Desejo que você possa continuar seus estudos e sua pesquisa. Ou seja, seu trabalho na difusão de experiências e conhecimentos sobre o autismo, a transgeneridade e suas interseccionalidades. O que ocorre por meio de seu canal no YouTube, seus livro. Além de seus perfis nas redes sociais digitais como o Facebook e o Instagram. Isso porque você e sua mãe Selma Sueli têm muito a contribuir, muito a dizer, muito a partilhar e ensinar. Dessa forma, o trabalho de vocês é de uma relevância e generosidade singulares. Então, obrigado pelo convite à sua banca. E ao convite à escrita desse texto.

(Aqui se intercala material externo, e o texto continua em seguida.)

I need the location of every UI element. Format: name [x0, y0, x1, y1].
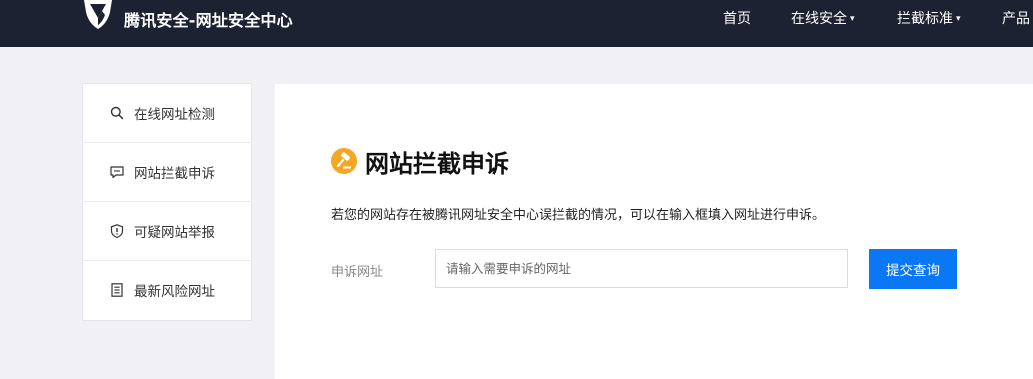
tencent-shield-logo-icon[interactable]	[81, 0, 115, 30]
chevron-down-icon: ▾	[850, 14, 855, 24]
chat-icon	[110, 166, 124, 179]
sidebar-menu: 在线网址检测 网站拦截申诉 可疑网站举报 最新风险网址	[82, 83, 252, 321]
site-brand-title[interactable]: 腾讯安全-网址安全中心	[124, 7, 293, 31]
nav-products[interactable]: 产品	[1002, 8, 1030, 28]
page-title: 网站拦截申诉	[365, 150, 509, 178]
list-document-icon	[111, 283, 123, 297]
nav-block-standard[interactable]: 拦截标准 ▾	[897, 8, 961, 28]
appeal-description: 若您的网站存在被腾讯网址安全中心误拦截的情况，可以在输入框填入网址进行申诉。	[331, 208, 826, 223]
shield-alert-icon	[110, 224, 124, 239]
sidebar-item-online-url-check[interactable]: 在线网址检测	[83, 84, 251, 143]
sidebar-item-label: 网站拦截申诉	[134, 166, 215, 182]
nav-products-label: 产品	[1002, 11, 1030, 27]
appeal-url-input[interactable]	[435, 249, 848, 288]
sidebar-item-label: 最新风险网址	[134, 284, 215, 300]
sidebar-item-label: 可疑网站举报	[134, 225, 215, 241]
search-icon	[110, 106, 124, 120]
top-navigation-bar: 腾讯安全-网址安全中心 首页 在线安全 ▾ 拦截标准 ▾ 产品	[0, 0, 1033, 47]
chevron-down-icon: ▾	[956, 14, 961, 24]
nav-home-label: 首页	[723, 11, 751, 27]
nav-block-standard-label: 拦截标准	[897, 11, 953, 27]
nav-online-security-label: 在线安全	[791, 11, 847, 27]
submit-query-button[interactable]: 提交查询	[869, 249, 957, 289]
sidebar-item-latest-risk-urls[interactable]: 最新风险网址	[83, 261, 251, 319]
appeal-panel: 网站拦截申诉 若您的网站存在被腾讯网址安全中心误拦截的情况，可以在输入框填入网址…	[275, 84, 1033, 379]
nav-online-security[interactable]: 在线安全 ▾	[791, 8, 855, 28]
nav-home[interactable]: 首页	[723, 8, 751, 28]
sidebar-item-label: 在线网址检测	[134, 107, 215, 123]
sidebar-item-report-suspicious[interactable]: 可疑网站举报	[83, 202, 251, 261]
gavel-icon	[331, 148, 357, 174]
sidebar-item-block-appeal[interactable]: 网站拦截申诉	[83, 143, 251, 202]
appeal-url-label: 申诉网址	[331, 265, 384, 280]
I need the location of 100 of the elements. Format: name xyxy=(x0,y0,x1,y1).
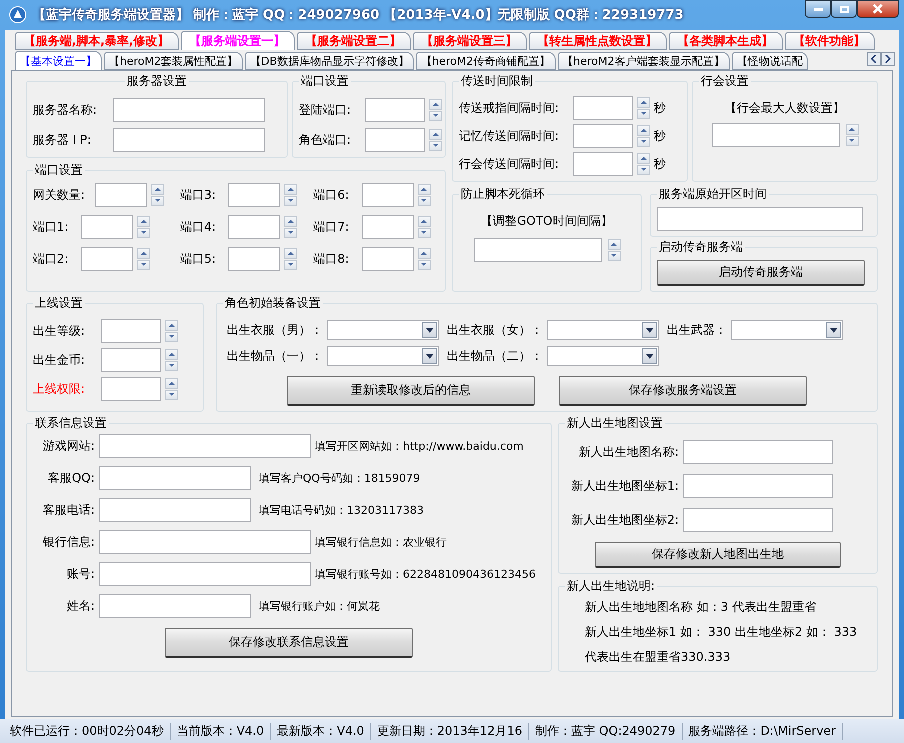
spin-button[interactable] xyxy=(137,216,150,238)
spin-button[interactable] xyxy=(608,239,620,261)
tab[interactable]: 【各类脚本生成】 xyxy=(668,32,783,50)
input-field[interactable] xyxy=(99,594,251,618)
scroll-left-button[interactable] xyxy=(867,52,881,66)
field-label: 端口8: xyxy=(314,250,350,268)
status-text: 服务端路径：D:\MirServer xyxy=(682,722,843,740)
dropdown[interactable] xyxy=(731,320,843,340)
status-text: 软件已运行：00时02分04秒 xyxy=(4,722,171,740)
field-label: 银行信息: xyxy=(42,534,95,550)
tab[interactable]: 【heroM2传奇商铺配置】 xyxy=(416,52,556,70)
spin-button[interactable] xyxy=(418,216,431,238)
tab[interactable]: 【heroM2套装属性配置】 xyxy=(104,52,244,70)
scroll-right-button[interactable] xyxy=(881,52,895,66)
tab[interactable]: 【DB数据库物品显示字符修改】 xyxy=(245,52,414,70)
tab[interactable]: 【怪物说话配 xyxy=(732,52,808,70)
input-field[interactable] xyxy=(99,498,251,522)
spin-button[interactable] xyxy=(284,216,298,238)
spin-button[interactable] xyxy=(846,124,858,146)
spin-button[interactable] xyxy=(165,349,178,371)
save-button[interactable]: 重新读取修改后的信息 xyxy=(287,376,535,406)
minimize-button[interactable] xyxy=(805,0,831,18)
input-field[interactable] xyxy=(101,348,161,372)
save-button[interactable]: 保存修改服务端设置 xyxy=(559,376,807,406)
field-label: 账号: xyxy=(66,566,95,582)
save-button[interactable]: 保存修改新人地图出生地 xyxy=(595,542,841,568)
input-field[interactable] xyxy=(573,152,633,176)
group-title: 上线设置 xyxy=(34,295,84,312)
dropdown[interactable] xyxy=(327,320,439,340)
input-field[interactable] xyxy=(474,238,602,262)
maximize-button[interactable] xyxy=(831,0,857,18)
spin-button[interactable] xyxy=(284,248,298,270)
input-field[interactable] xyxy=(95,183,147,207)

Assim, penso, Sophia, que seu trabalho, agora materializado em livro, corta e abre o mundo com toda a delicadeza que você tem na sua existência. Então, obrigado pelo seu olhar, pelo seu gesto de pesquisa. E obrigado por esse encontro! Com isso, espero que nos vejamos logo, em um novo Brasil, cercado de amor, respeito. E compaixão pelas pessoas mais necessitadas. Ou seja, um Brasil onde a educação, a ciência, a saúde, o bem-estar, o trabalho e a dignidade estejam ao nosso lado.
Com carinho, afeto e admiração,
Professor do Programa de Pós-graduação em Comunicação Social e Professor Adjunto do Departamento de Comunicação Social da Universidade Federal de Minas Gerais (UFMG), Co-coordenador do Núcleo de Estudos em Estéticas do Performático e Experiência Comunicacional (Neepec/ UFMG), escritor, dramaturgo e encenador.